American Airlines flagship still has seatback entertainment. I’m also able to use my earbuds to watch a movie. I still would be happy watching it off my iPhone than watching it on those old screens that they used to pull down between the aisles and gave you those horrible plastic earplugs that plugged into your armchair with two wobbly knobs.
I don’t miss the seatback screens. I either use my iPhone, an old junker iPad, or my laptop (all depends on the power plugs, or not, on the particular aircraft). On Sunday, I just flew a Hawaiian A330 from the Mainland and used my iPhone to stream my YouTube TV subscription so I could watch NFL and MLB games. The fact that Hawaiian has fast Starlink internet is a game changer for me. Love it.
Aloha BOH. I personally rely on seatback screens. My phone is too small to watch a movie, and bringing a separate, larger personal device is very inconvenient. Our trips from the east coast are long so we travel as light as possible. One more electronic device added to our carry on bag or personal item is a no go for me. Mahalo for keeping us informed.
I agree about a small phone. We have I-phone 16e s, the smallest model.
Not going to lug around big phones, or I-pads just for travel entertainment.
Many years ago, I traveled all the way around the world with only a carry-on backpack. Screens were on every flight then.
We only take full-sized suitcases when we are going on a cruise, and I expect airlines to provide seatback screens in exchange for my money.
My first choice is Hawaiian, but I am becoming flexible, and not as anxious to travel as I used to be. Living in Maui makes traveling less important.
Aloha,
I guess I will be flying United and Delta. I hate having to deal with tech when I go on vacation. My husband is not tech savvy and so cannot have any entertainment except reading. I love the back seat screens, so much easier for older folks and parents with children. A six hour flight feels eternal when I have to look at a tiny screen the whole way. Kudos to United and Delta for knowing what their customers want. We are not all tech wizards, nor do we want to be.
Mahalo
I just flew on an A321, it was my first time, and missed the map and the screen so much. I agree with United and Delta, it way improves the experience except on super short hops which Hawaii is not.
We enjoyed the seatback screens going to New Zealand and back from Australia. Also, from Denver to Maui (A-330). Most of my recent flights have been to the West Coast: Portland; Seattle; San Francisco; Los Angeles and Las Vegas.
I appreciate the Starlink Internet but miss the seatback screens. The Only reason I haven’t started flying with another airline is because I can still fly directly to and from Maui without a stopover. If another airline begins offering direct flights, then for us, it will come down to who has a screen.
Interesting take. It really shows how small tech decisions tell a bigger story about different airlines priorities. Comfort or cost?
As a parent, the screen is one of the main reasons my kids survive the flight from Seattle to Honolulu.
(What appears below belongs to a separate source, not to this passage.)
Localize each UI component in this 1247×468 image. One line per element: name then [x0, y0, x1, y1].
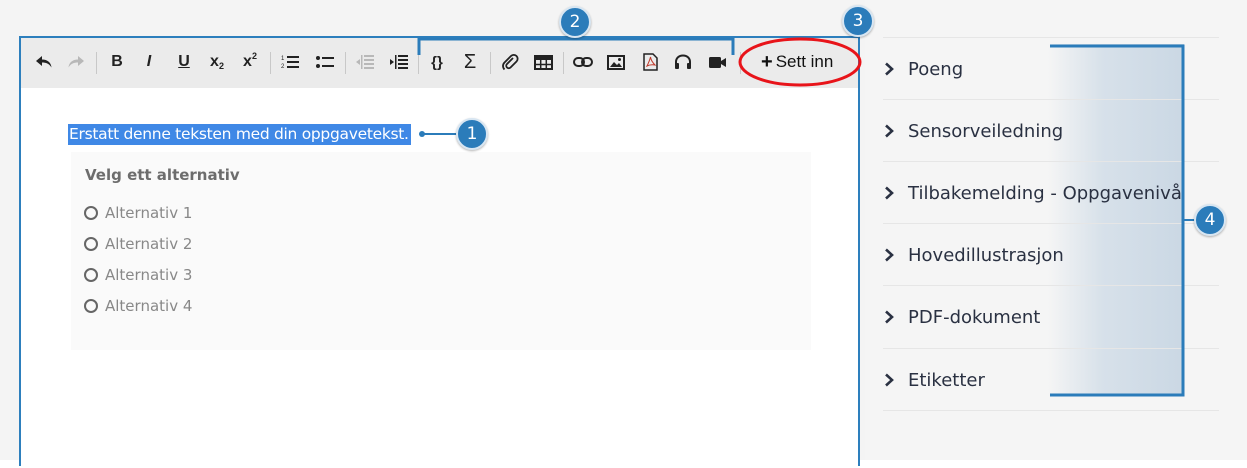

Please keep them!
If the Wi-Fi is solid and free, I don’t need the screen so much. My own tablet has what I want so I come prepared. If there’s a nice IFE however, I’ll gladly take it. Clearly the two big boys are thinking the same way. Alaska we don’t know.
Not surprised Alaska wants to standardize everything. But for 10 hours over the ocean, I’d rather not babysit my phone battery. Hope they don’t go that way.
Aloha~. Did I miss something, has a carrier announced that they’re pulling their seat back entertainment systems. Seems that it’s the status quo so I’m not sure how Hawaiian travelers are losing in flight entertainment. My opinion, if you have either high-speed Wi-Fi or seat back entertainment systems it’s a good flight!